In fact, for a people who lacked civilization, who "didn't feel the need to look ... beyond the
next battle," the Vikings demonstrate remarkably sustained and purposeful behavior. As proof of
widespread trading, Arabic coins appear in Scandinavia as early as A.D. 692. During the next four
hundred years, the Viking trader-pirates expanded as far west as Newfoundland, as far south as
Sicily and Greece (where they left carvings on the lions of Delos), and as far east as the Ural
Mountains of Russia, where their traders linked up with caravans arriving from the silk route to
China. The Vikings were not empire builders, and it is popular to say that their influence across
this vast area was impermanent. Yet it was sufficiently permanent to lend placenames to many
localities in England, while to Russia they gave the very name of the nation itself, from the
Norse tribe Rus. As for the more subtle influence of their pagan vigor, relentless energy, and
system of values, the manuscript of Ibn Fadlan shows us how many typically Norse attitudes have
been retained . to the present day. Indeed, there is something strikingly familiar to the modern
sensibility about the Viking way of life, and something profoundly appealing.
ABOUT THE AUTHOR
A word should be said about Ibn Fadlan, the man who speaks to us with such a distinctive voice
despite the passage of more than a thousand years and the filter of transcribers and translators
from a dozen linguistic and cultural traditions.

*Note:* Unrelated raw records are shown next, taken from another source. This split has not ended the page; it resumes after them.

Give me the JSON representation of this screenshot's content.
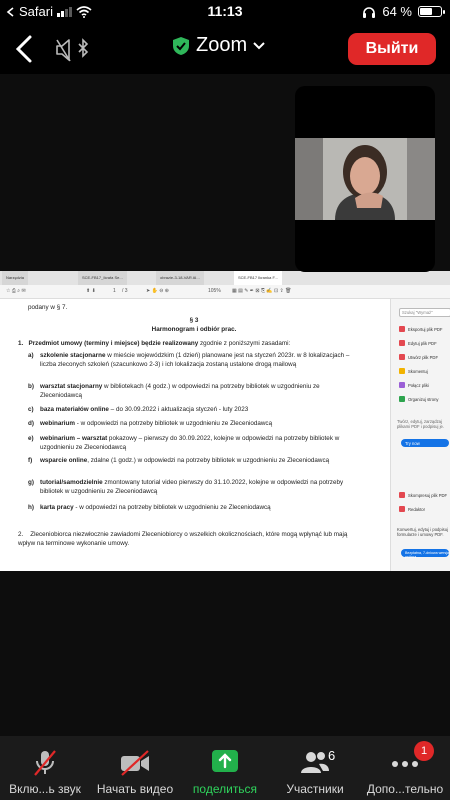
{
  "status_bar": {
    "carrier": "Safari",
    "time": "11:13",
    "battery": "64 %",
    "battery_level": 0.64
  },
  "header": {
    "title": "Zoom",
    "leave_label": "Выйти",
    "colors": {
      "leave": "#e02828",
      "shield": "#2fb75a"
    }
  },
  "shared_document": {
    "tab_labels": [
      "Narzędzia",
      "SCE-FB17_Ikrafa Se...",
      "obrazie-3-18-VAR AI...",
      "SCE-FB17 Ikranka F..."
    ],
    "page_number": "1",
    "page_total": "/ 3",
    "zoom": "105%",
    "top_line": "podany w § 7.",
    "section": "§ 3",
    "section_title": "Harmonogram i odbiór prac.",
    "point1_number": "1.",
    "point1_bold": "Przedmiot umowy (terminy i miejsce) będzie realizowany",
    "point1_text": " zgodnie z poniższymi zasadami:",
    "items": [
      {
        "letter": "a)",
        "bold": "szkolenie stacjonarne",
        "text": " w mieście wojewódzkim (1 dzień) planowane jest na styczeń 2023r. w 8 lokalizacjach – liczba zleconych szkoleń (szacunkowo 2-3) i ich lokalizacja zostaną ustalone drogą mailową"
      },
      {
        "letter": "b)",
        "bold": "warsztat stacjonarny",
        "text": " w bibliotekach (4 godz.)     w odpowiedzi na potrzeby bibliotek w uzgodnieniu ze Zleceniodawcą"
      },
      {
        "letter": "c)",
        "bold": "baza materiałów online",
        "text": " – do 30.09.2022 i aktualizacja  styczeń - luty 2023"
      },
      {
        "letter": "d)",
        "bold": "webinarium",
        "text": "  - w odpowiedzi na potrzeby bibliotek w uzgodnieniu ze Zleceniodawcą"
      },
      {
        "letter": "e)",
        "bold": "webinarium – warsztat",
        "text": " pokazowy – pierwszy do 30.09.2022, kolejne w odpowiedzi na potrzeby bibliotek w uzgodnieniu ze Zleceniodawcą"
      },
      {
        "letter": "f)",
        "bold": "wsparcie online",
        "text": ", zdalne (1 godz.)    w odpowiedzi na potrzeby bibliotek w uzgodnieniu ze Zleceniodawcą"
      },
      {
        "letter": "g)",
        "bold": "tutorial/samodzielnie",
        "text": " zmontowany tutorial video  pierwszy do 31.10.2022, kolejne w odpowiedzi na potrzeby bibliotek w uzgodnieniu ze Zleceniodawcą"
      },
      {
        "letter": "h)",
        "bold": "karta pracy",
        "text": " - w odpowiedzi na potrzeby bibliotek w uzgodnieniu ze Zleceniodawcą"
      }
    ],
    "point2_number": "2.",
    "point2_text": "Zleceniobiorca niezwłocznie zawiadomi Zleceniobiorcy o wszelkich okolicznościach, które mogą wpłynąć lub mają wpływ na terminowe wykonanie umowy.",
    "side_panel": {
      "search_placeholder": "Szukaj \"Wymaż\"",
      "tools": [
        {
          "label": "Eksportuj plik PDF",
          "color": "#e34850"
        },
        {
          "label": "Edytuj plik PDF",
          "color": "#e34850"
        },
        {
          "label": "Utwórz plik PDF",
          "color": "#e34850"
        },
        {
          "label": "Skomentuj",
          "color": "#f2b300"
        },
        {
          "label": "Połącz pliki",
          "color": "#9b5fd6"
        },
        {
          "label": "Organizuj strony",
          "color": "#2da44e"
        }
      ],
      "promo_text": "Twórz, edytuj, zarządzaj plikami PDF i podpisuj je.",
      "promo_button": "Try now",
      "tools2": [
        {
          "label": "Skompresuj plik PDF",
          "color": "#e34850"
        },
        {
          "label": "Redaktor",
          "color": "#e34850"
        }
      ],
      "promo2_text": "Konwertuj, edytuj i podpisuj formularze i umowy PDF.",
      "promo2_button": "Bezpłatna, 7-dniowa wersja próbna"
    }
  },
  "toolbar": {
    "mute_label": "Вклю...ь звук",
    "video_label": "Начать видео",
    "share_label": "поделиться",
    "participants_label": "Участники",
    "participants_count": "6",
    "more_label": "Допо...тельно",
    "more_badge": "1",
    "colors": {
      "share": "#22b04b",
      "share_label": "#2fd35c",
      "badge": "#e02828",
      "strike": "#e02828"
    }
  }
}
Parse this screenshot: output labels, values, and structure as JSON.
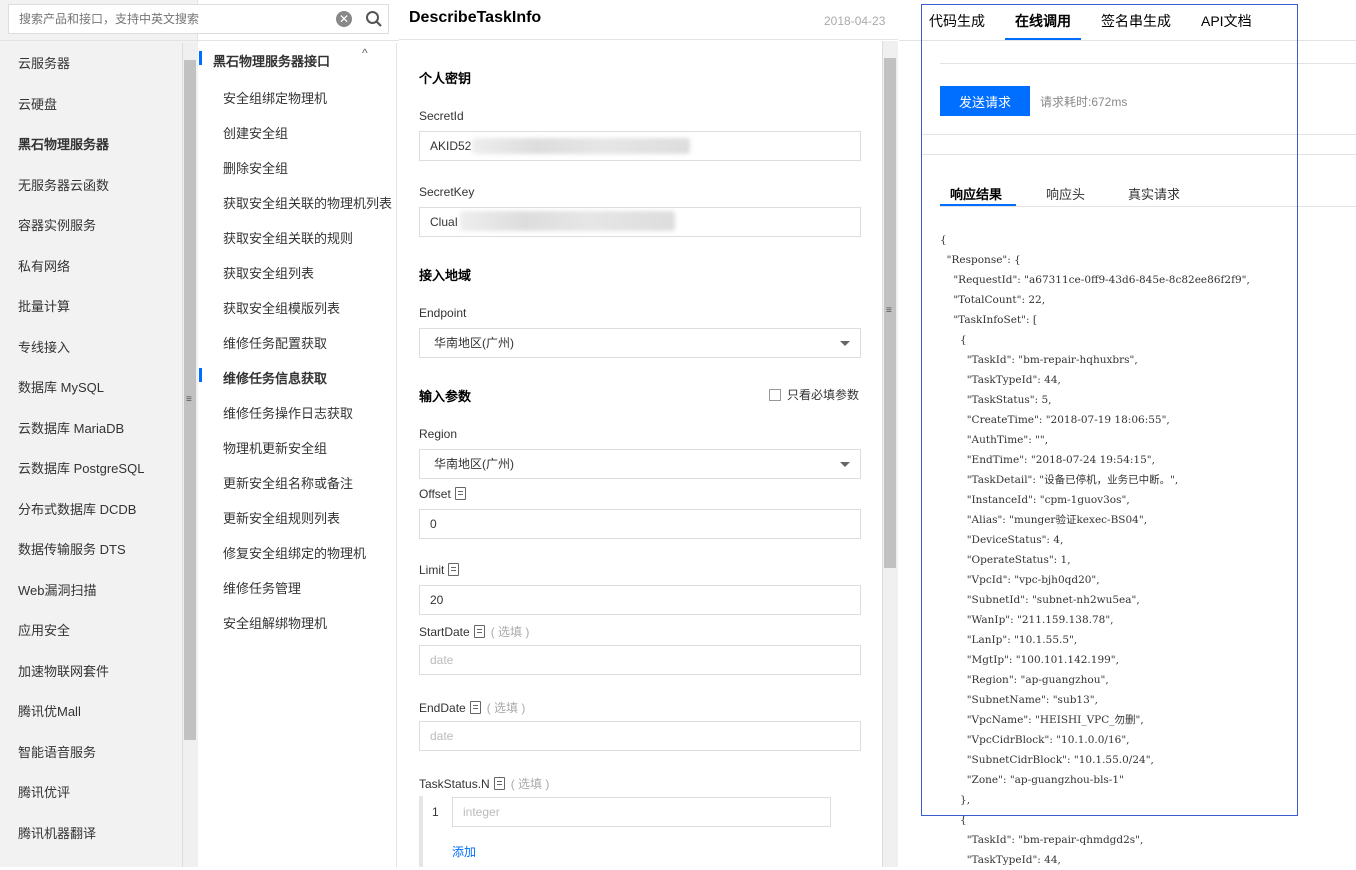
{
  "search": {
    "placeholder": "搜索产品和接口，支持中英文搜索"
  },
  "products": [
    "云服务器",
    "云硬盘",
    "黑石物理服务器",
    "无服务器云函数",
    "容器实例服务",
    "私有网络",
    "批量计算",
    "专线接入",
    "数据库 MySQL",
    "云数据库 MariaDB",
    "云数据库 PostgreSQL",
    "分布式数据库 DCDB",
    "数据传输服务 DTS",
    "Web漏洞扫描",
    "应用安全",
    "加速物联网套件",
    "腾讯优Mall",
    "智能语音服务",
    "腾讯优评",
    "腾讯机器翻译"
  ],
  "api_group": {
    "title": "黑石物理服务器接口",
    "toggle": "^"
  },
  "apis": [
    "安全组绑定物理机",
    "创建安全组",
    "删除安全组",
    "获取安全组关联的物理机列表",
    "获取安全组关联的规则",
    "获取安全组列表",
    "获取安全组模版列表",
    "维修任务配置获取",
    "维修任务信息获取",
    "维修任务操作日志获取",
    "物理机更新安全组",
    "更新安全组名称或备注",
    "更新安全组规则列表",
    "修复安全组绑定的物理机",
    "维修任务管理",
    "安全组解绑物理机"
  ],
  "header": {
    "title": "DescribeTaskInfo",
    "date": "2018-04-23"
  },
  "form": {
    "key_section": "个人密钥",
    "secret_id_label": "SecretId",
    "secret_id_value": "AKID52",
    "secret_key_label": "SecretKey",
    "secret_key_value": "CluaI",
    "region_section": "接入地域",
    "endpoint_label": "Endpoint",
    "endpoint_value": "华南地区(广州)",
    "input_section": "输入参数",
    "required_only": "只看必填参数",
    "region_label": "Region",
    "region_value": "华南地区(广州)",
    "offset_label": "Offset",
    "offset_value": "0",
    "limit_label": "Limit",
    "limit_value": "20",
    "startdate_label": "StartDate",
    "enddate_label": "EndDate",
    "optional": "( 选填 )",
    "date_placeholder": "date",
    "taskstatus_label": "TaskStatus.N",
    "taskstatus_index": "1",
    "integer_placeholder": "integer",
    "add_label": "添加"
  },
  "call": {
    "tabs": [
      "代码生成",
      "在线调用",
      "签名串生成",
      "API文档"
    ],
    "active_tab": "在线调用",
    "send_label": "发送请求",
    "elapsed": "请求耗时:672ms",
    "subtabs": [
      "响应结果",
      "响应头",
      "真实请求"
    ],
    "response_lines": [
      "{",
      "  \"Response\": {",
      "    \"RequestId\": \"a67311ce-0ff9-43d6-845e-8c82ee86f2f9\",",
      "    \"TotalCount\": 22,",
      "    \"TaskInfoSet\": [",
      "      {",
      "        \"TaskId\": \"bm-repair-hqhuxbrs\",",
      "        \"TaskTypeId\": 44,",
      "        \"TaskStatus\": 5,",
      "        \"CreateTime\": \"2018-07-19 18:06:55\",",
      "        \"AuthTime\": \"\",",
      "        \"EndTime\": \"2018-07-24 19:54:15\",",
      "        \"TaskDetail\": \"设备已停机，业务已中断。\",",
      "        \"InstanceId\": \"cpm-1guov3os\",",
      "        \"Alias\": \"munger验证kexec-BS04\",",
      "        \"DeviceStatus\": 4,",
      "        \"OperateStatus\": 1,",
      "        \"VpcId\": \"vpc-bjh0qd20\",",
      "        \"SubnetId\": \"subnet-nh2wu5ea\",",
      "        \"WanIp\": \"211.159.138.78\",",
      "        \"LanIp\": \"10.1.55.5\",",
      "        \"MgtIp\": \"100.101.142.199\",",
      "        \"Region\": \"ap-guangzhou\",",
      "        \"SubnetName\": \"sub13\",",
      "        \"VpcName\": \"HEISHI_VPC_勿删\",",
      "        \"VpcCidrBlock\": \"10.1.0.0/16\",",
      "        \"SubnetCidrBlock\": \"10.1.55.0/24\",",
      "        \"Zone\": \"ap-guangzhou-bls-1\"",
      "      },",
      "      {",
      "        \"TaskId\": \"bm-repair-qhmdgd2s\",",
      "        \"TaskTypeId\": 44,"
    ]
  }
}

We know almost nothing of him personally. Apparently he was educated and, from his exploits, he
could not have been very old. He states explicitly that he was a familiar of the Caliph, whom he
did not particularly admire. (In this he was not alone, for the Caliph al-Muqtadir was twice
deposed and finally slain by one of his own officers.)
Of his society, we know more. In the tenth century, Bagdad, the City of Peace, was the most
civilized city on earth. More than a million inhabitants lived within its famous circular walls.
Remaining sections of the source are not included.